Mathilda aurait pu continuer à s’excuser plus longtemps ; mais elle se releva vivement pour courir à Isabel qui s’était mise à sangloter violemment. On dira qu’elle était romanesque, impressionnable, égoïste même ; — cela est vrai, mais son pauvre cœur ignorant se révoltait contre la ruine complète de ses rêves.

— Tout cela est bien triste ! — s’écriait-elle ; — cela paraît bien misérable !…

George revint de l’écurie où il était allé voir Brown Molly et apporta à sa femme des sels volatils dans un verre d’eau. Mathilda consola la pauvre enfant, la conduisit dans sa chambre à coucher à moitié préparée où les tapis étaient encore repliés et dont les murailles blanchies à la chaux, — comme dans les vieilles maisons, — et les meubles nus, avaient un aspect lamentable et désolé à la lumière de la chandelle.
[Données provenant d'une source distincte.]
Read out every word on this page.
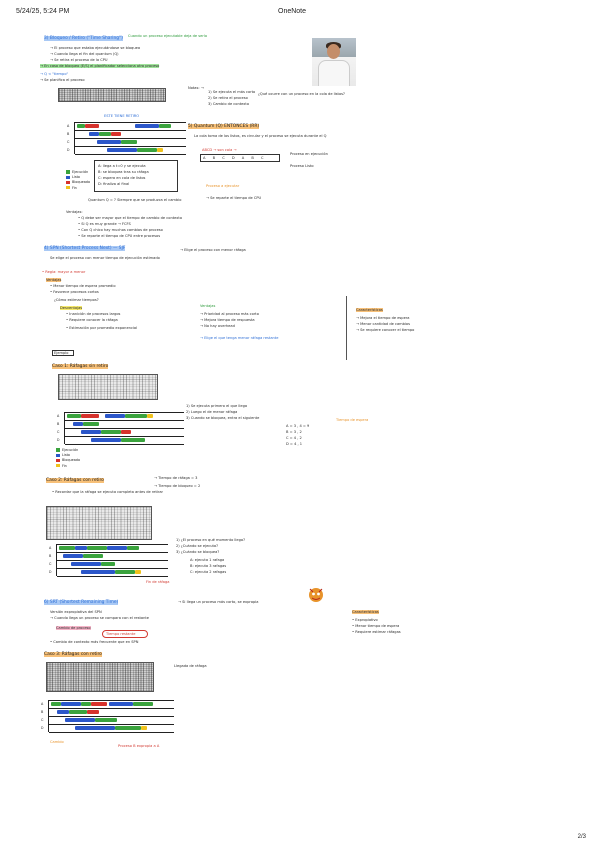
5/24/25, 5:24 PM	OneNote
3) Bloqueo / Retiro ("Time Sharing") Cuando un proceso ejecutable deja de serlo
→ El proceso que estaba ejecutándose se bloquea
→ Cuando llega el fin del quantum (Q)
→ Se retira el proceso de la CPU
→ En caso de bloqueo (E/S) el planificador selecciona otro proceso
→ Q < "tiempo"
→ Se planifica el proceso
Notas: →
1) Se ejecuta el más corto
2) Se retira el proceso
3) Cambio de contexto
¿Qué ocurre con un proceso en la cola de listos?
ESTE TIENE RETIRO
A
B
C
D
Ejecución
Listo
Bloqueado
Fin
A: llega a t=0 y se ejecuta
B: se bloquea tras su ráfaga
C: espera en cola de listos
D: finaliza al final
Quantum Q = ? Siempre que se produzca el cambio
Ventajas:
• Q debe ser mayor que el tiempo de cambio de contexto
• Si Q es muy grande → FCFS
• Con Q chico hay muchos cambios de proceso
• Se reparte el tiempo de CPU entre procesos
5) Quantum (Q) ENTONCES (RR)
La cola toma de los listos, es circular y el proceso se ejecuta durante el Q
ABCD → son cola →
A B C D A B C
Proceso en ejecución
Proceso Listo
Proceso a ejecutar
→ Se reparte el tiempo de CPU
4) SPN (Shortest Process Next) — SJF	→ Elige el proceso con menor ráfaga
Se elige el proceso con menor tiempo de ejecución estimado
• Regla: mayor a menor
Ventajas
• Menor tiempo de espera promedio
• Favorece procesos cortos
¿Cómo estimar tiempos?
Desventajas
• Inanición de procesos largos
• Requiere conocer la ráfaga
• Estimación por promedio exponencial
Ejemplo
Ventajas
→ Prioridad al proceso más corto
→ Mejora tiempo de respuesta
→ No hay overhead
→ Elige el que tenga menor ráfaga restante
Características
→ Mejora el tiempo de espera
→ Menor cantidad de cambios
→ Se requiere conocer el tiempo
Caso 1: Ráfagas sin retiro
A
B
C
D
Ejecución
Listo
Bloqueado
Fin
1) Se ejecuta primero el que llega
2) Luego el de menor ráfaga
3) Cuando se bloquea, entra el siguiente	Tiempo de espera
A = 3 , 4 = 9
B = 3 , 2
C = 4 , 2
D = 4 , 1
Caso 2: Ráfagas con retiro	→ Tiempo de ráfaga = 3
→ Tiempo de bloqueo = 2
• Recordar que la ráfaga se ejecuta completa antes de retirar
A
B
C
D
1) ¿El proceso en qué momento llega?
2) ¿Cuándo se ejecuta?
3) ¿Cuándo se bloquea?
A: ejecuta 1 rafaga
B: ejecuta 3 rafagas
C: ejecuta 2 rafagas
Fin de ráfaga
6) SRT (Shortest Remaining Time)	→ Si llega un proceso más corto, se expropia
Versión expropiativa del SPN
→ Cuando llega un proceso se compara con el restante
Cambio de proceso
Tiempo restante
• Cambio de contexto más frecuente que en SPN
Características
• Expropiativo
• Menor tiempo de espera
• Requiere estimar ráfagas
Caso 3: Ráfagas con retiro
Llegada de ráfaga
A
B
C
D
Cambio
Proceso B expropia a A
2/3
Mathilda apporta une tasse de thé à sa jeune maîtresse et s’assit à son chevet pendant qu’Isabel buvait, tout en causant et en la consolant, bien qu’elle ne conçût pas une idée très-flatteuse d’une jeune personne qui avait une attaque de nerfs parce qu’il n’y avait pas de feu dans son salon.

— Il est vrai que cela a pu au premier abord vous paraître froid, triste, et mal agencé, — dit avec indulgence Mathilda, — mais nous aurons bientôt fait de mettre les choses en bon ordre.

Isabel hocha la tête.

— Vous êtes bien bonne, — dit-elle, — mais ce n’est pas pour cela que j’ai pleuré.

Elle ferma les yeux, non pas parce qu’elle avait envie de dormir, mais parce qu’elle voulait que Mathilda s’éloignât et la laissât seule. Puis lorsque l’excellente femme se fut retirée sans bruit et eut fermé la porte, elle rouvrit lentement les yeux et regarda les objets qu’elle devait apercevoir chaque matin pendant le reste de ses jours.

La chambre ne contenait assurément rien de joli. Il y avait une cheminée étroite sur la tablette de laquelle on voyait quelques fragments de spath du comté de Derby et quelques autres productions minérales. Au-dessus une vieille gravure représentant un sujet biblique entouré d’un cadre noir. Il y avait une armoire garde-robe, massive, en bois peint, dont une bonne partie de la peinture était tombée ; une table-toilette, également en bois peint ornée d’un miroir carré enrichi d’ornements en cuivre au cadre et au support, — un miroir dans lequel le grand-père de George s’était regardé soixante-dix ans auparavant. Isabel contemplait sur les murs blancs, avec une horrible fascination, les ombres géantes de ces meubles étranges. Elle trouvait tout cela bien laid ! et elle se révoltait contre son mari en songeant qu’il aurait pu changer tout cela et qu’il avait néanmoins laissé cette chambre dans sa hideuse nudité.

En attendant, George était très-affairé dans son laboratoire ; il manœuvrait son pilon avec un tel entrain qu’il semblait battre la mesure d’une chanson, et il songeait combien il était heureux maintenant qu’Isabel était sa femme.